• KJ
    16.05.2011 15:31
    A od kiedy Łukasz Tischner jest w "Tygodniku Powszechnym"? Czy przypadkiem nie pomylono go z jego stryjem ks. Józefem Tischnerem, który faktycznie był współpracownikiem "Tygodnika"? Tyle, że ks. Tischner od wielu lat nie żyje. Łukasz Tischner był w redakcji "Znaku" - to jest od iluś lat zupełnie inna firma.
  • magda
    16.05.2011 17:43
    Szkoda, że nie wspomniano o inspirującym referacie prof. Zofii Zarębianki, od wielu lat penetrującej duchowe i religijne aspekty twórczości Miłosza. Tym razem, prof. Zarebianka omawiała watki buddyjskie w poezji Noblisty, pokazując ich wybór jako niesprzeczny z chrześcijaństwem i zwracając uwagę na ukrytą w wielu wierszach możliwość podwójnych deszyfracji znaczeń - wpisujących się zarówno w duchowość chrześcijańską jak i w tradycję buddyzmu - zen.
  • gulaj
    16.05.2011 22:35
    Równocześnie z powstaniem "Solidarności", w 1980 roku Czesław Miłosz otrzymał Nagrodę Nobla w dziedzinie literatury. Przyznanie temu poecie literackiej Nagrody Nobla przyjęte zostało radośnie w dobie narodowego sprzeciwu wobec komunistycznego reżimu, a Miłosz traktowany był jako symbol antyreżimowego buntu. Owa radość z miłoszowego Nobla nie trwała zbyt długo, bowiem stopniowo zaczęły ukazywać się na rynku wydawniczym w kraju emigracyjne utwory tego poety, a ich treść wręcz zaszokowała polskiego czytelnika, gdyż prawie każda jego książka była brutalnym paszkwilem i złośliwą dyskwalifikacją polskiej kultury.

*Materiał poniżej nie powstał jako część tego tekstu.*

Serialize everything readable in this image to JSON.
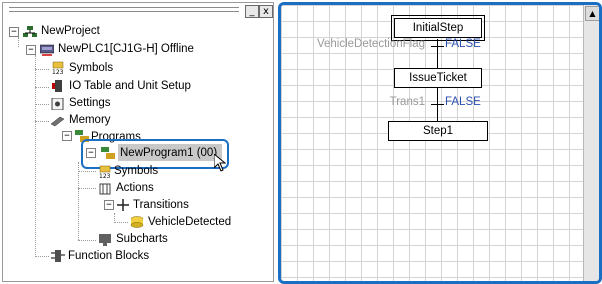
{
  "tree": {
    "window_buttons": [
      "_",
      "x"
    ],
    "items": {
      "project": "NewProject",
      "plc": "NewPLC1[CJ1G-H] Offline",
      "symbols": "Symbols",
      "io_table": "IO Table and Unit Setup",
      "settings": "Settings",
      "memory": "Memory",
      "programs": "Programs",
      "program": "NewProgram1 (00)",
      "prog_symbols": "Symbols",
      "actions": "Actions",
      "transitions": "Transitions",
      "vehicle_detected": "VehicleDetected",
      "subcharts": "Subcharts",
      "function_blocks": "Function Blocks"
    }
  },
  "diagram": {
    "initial_step": "InitialStep",
    "transition1_condition": "VehicleDetectionFlag",
    "transition1_value": "FALSE",
    "step2": "IssueTicket",
    "transition2_condition": "Trans1",
    "transition2_value": "FALSE",
    "step3": "Step1",
    "scroll_up": "▲"
  },
  "colors": {
    "highlight_border": "#1a6fc4",
    "false_text": "#2a4fb0"
  }
}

    Okazało się, iż Miłosz nie jest jednym z nas, lecz wynarodowionym kosmopolitą, człowiekiem obcym, zewnętrznym i wręcz wrogim całemu naszemu dziedzictwu narodowemu, historycznemu i kulturowemu, a pasja jego twórczości literackiej stało się obrzucanie Polaków inwektywami, utworami pełnymi złowrogiego jadu - cykutą podawaną z cynizmem wszystkiemu co polskie.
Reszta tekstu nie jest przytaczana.